Perhaps one of the most common causes of RAID failure that our RAID data recovery team see is controller failure. In a RAID array, the controller is the component that manages the drives that make up the storage unit, so they work as a logical unit. The RAID controller can be damaged by sudden power surges or outages, when a server breaks, or when multiple disks fail. While the data will remain unaltered in the event of RAID controller failure, it will become inaccessible. Following the controller failing, RAID data recovery can be very time consuming and may not be successful.

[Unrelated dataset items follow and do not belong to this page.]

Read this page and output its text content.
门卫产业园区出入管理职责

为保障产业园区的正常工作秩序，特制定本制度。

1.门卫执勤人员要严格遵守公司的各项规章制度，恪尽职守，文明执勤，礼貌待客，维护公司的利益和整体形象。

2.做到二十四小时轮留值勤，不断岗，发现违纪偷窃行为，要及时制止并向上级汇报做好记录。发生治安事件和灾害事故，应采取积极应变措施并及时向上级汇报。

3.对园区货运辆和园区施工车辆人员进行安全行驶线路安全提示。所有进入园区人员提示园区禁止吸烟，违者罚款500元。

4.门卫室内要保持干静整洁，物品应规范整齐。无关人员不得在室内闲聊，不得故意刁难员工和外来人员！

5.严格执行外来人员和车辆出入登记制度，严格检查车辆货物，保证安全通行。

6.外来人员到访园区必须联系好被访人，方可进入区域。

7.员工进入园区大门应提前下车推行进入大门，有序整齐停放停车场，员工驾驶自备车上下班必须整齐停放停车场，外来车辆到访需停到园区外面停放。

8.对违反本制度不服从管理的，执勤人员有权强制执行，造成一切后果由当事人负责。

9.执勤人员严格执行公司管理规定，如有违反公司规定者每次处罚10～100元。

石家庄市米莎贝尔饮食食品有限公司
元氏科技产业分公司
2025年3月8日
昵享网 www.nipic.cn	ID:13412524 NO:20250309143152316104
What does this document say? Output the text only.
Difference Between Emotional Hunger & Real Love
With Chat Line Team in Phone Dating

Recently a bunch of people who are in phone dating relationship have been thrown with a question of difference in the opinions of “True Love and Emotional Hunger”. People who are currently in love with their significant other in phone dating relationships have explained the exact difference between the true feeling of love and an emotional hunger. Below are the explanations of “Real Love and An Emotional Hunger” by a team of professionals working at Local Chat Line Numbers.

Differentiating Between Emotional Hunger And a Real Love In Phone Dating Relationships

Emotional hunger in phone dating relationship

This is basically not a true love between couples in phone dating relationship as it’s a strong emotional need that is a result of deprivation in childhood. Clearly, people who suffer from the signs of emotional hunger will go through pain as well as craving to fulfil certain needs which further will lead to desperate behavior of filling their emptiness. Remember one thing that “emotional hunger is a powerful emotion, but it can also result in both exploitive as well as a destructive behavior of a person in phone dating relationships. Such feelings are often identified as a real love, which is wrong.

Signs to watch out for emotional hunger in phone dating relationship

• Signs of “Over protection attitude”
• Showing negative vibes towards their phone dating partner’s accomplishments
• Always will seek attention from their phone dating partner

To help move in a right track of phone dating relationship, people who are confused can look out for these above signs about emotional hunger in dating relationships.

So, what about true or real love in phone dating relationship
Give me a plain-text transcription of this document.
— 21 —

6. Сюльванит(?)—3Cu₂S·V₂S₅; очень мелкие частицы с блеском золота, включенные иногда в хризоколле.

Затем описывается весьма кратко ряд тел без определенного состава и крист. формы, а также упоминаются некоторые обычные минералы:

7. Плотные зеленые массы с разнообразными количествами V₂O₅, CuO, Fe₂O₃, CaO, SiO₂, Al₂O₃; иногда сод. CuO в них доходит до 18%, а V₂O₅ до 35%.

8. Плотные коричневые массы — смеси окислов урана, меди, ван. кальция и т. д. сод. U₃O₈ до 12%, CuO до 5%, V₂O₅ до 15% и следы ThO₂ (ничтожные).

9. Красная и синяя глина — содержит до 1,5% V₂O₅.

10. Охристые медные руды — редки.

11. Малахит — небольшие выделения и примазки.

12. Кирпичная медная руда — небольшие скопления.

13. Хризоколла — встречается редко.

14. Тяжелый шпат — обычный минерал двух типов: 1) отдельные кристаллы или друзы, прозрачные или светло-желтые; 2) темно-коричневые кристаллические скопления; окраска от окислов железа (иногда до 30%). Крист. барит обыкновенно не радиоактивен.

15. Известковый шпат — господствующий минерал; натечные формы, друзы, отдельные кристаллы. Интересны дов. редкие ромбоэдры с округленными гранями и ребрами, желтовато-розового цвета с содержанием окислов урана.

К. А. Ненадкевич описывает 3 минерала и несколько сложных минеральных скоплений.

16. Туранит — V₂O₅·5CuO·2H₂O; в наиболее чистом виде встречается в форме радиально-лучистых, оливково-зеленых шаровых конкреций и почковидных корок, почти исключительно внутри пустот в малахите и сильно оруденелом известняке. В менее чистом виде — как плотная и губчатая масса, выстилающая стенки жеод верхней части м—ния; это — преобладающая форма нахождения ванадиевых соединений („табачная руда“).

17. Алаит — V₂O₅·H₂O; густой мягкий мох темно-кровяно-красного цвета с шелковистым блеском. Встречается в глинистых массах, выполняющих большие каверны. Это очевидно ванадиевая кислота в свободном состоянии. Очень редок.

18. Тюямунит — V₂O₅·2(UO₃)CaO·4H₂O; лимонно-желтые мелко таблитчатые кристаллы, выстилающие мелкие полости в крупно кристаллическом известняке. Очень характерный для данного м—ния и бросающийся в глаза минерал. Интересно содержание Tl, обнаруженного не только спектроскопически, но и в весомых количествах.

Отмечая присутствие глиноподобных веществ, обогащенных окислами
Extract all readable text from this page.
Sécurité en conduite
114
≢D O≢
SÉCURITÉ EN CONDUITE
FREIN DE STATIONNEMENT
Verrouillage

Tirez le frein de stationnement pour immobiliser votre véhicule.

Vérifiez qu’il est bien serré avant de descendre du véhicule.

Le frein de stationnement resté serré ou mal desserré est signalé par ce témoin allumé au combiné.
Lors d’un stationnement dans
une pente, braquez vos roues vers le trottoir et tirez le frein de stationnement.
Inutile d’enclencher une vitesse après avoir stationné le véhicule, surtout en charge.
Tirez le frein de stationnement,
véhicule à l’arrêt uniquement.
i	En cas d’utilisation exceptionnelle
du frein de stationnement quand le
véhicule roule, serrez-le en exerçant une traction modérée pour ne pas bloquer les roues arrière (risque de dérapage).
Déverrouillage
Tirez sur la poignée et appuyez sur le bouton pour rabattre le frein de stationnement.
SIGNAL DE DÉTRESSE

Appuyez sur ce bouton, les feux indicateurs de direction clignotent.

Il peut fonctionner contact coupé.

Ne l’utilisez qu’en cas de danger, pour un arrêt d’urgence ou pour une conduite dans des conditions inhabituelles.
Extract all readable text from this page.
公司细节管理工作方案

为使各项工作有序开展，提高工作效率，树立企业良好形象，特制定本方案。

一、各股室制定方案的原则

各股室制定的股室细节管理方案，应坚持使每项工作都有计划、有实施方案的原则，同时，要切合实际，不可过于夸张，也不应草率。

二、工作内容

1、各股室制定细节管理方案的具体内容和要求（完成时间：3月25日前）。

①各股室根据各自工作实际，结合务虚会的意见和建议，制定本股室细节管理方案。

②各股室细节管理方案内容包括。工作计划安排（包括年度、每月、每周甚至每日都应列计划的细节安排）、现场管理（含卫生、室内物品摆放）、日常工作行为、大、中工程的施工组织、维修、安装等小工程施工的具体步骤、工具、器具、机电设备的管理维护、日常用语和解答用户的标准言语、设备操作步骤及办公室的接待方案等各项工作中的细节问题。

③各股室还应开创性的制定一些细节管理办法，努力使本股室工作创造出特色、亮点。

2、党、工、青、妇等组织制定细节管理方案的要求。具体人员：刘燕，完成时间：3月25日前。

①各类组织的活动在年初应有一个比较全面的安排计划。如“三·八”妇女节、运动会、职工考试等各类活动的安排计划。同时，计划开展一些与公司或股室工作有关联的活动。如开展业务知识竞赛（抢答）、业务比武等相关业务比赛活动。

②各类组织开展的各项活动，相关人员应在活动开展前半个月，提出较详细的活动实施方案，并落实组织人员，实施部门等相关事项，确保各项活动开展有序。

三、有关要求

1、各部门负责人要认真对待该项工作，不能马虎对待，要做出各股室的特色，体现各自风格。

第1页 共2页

A missing partition can also cause RAID failure. Partitioning is used to reduce speed loss within the array, and if the system can’t find a particular partition, RAID failure may occur. If you’ve recently modified a partition, or if striping has failed and cause the partition to become corrupt, this can result in RAID failure. If you use your array to store data and don’t tamper with it too much, then loss of partitions is very rare. However, malware or virus attacks can also result in the loss of partitions.
Often, RAID failure is down to one or more drives in the array failing. Hard drives are not invincible and have a limited lifespan, and all sorts of problems can befall them, such as head crashes and motor failure. General wear and tear due to old age can also play a part, particularly if all drives in the array are from the same batch – they may fail in quick succession. When choosing a RAID level, it is important to look at what you’re trying to achieve, such as speed, capacity, or redundancy. If redundancy is what you’re after, choose a RAID level that provides this, allowing you some wiggle room in the event of hard drives in the array failing.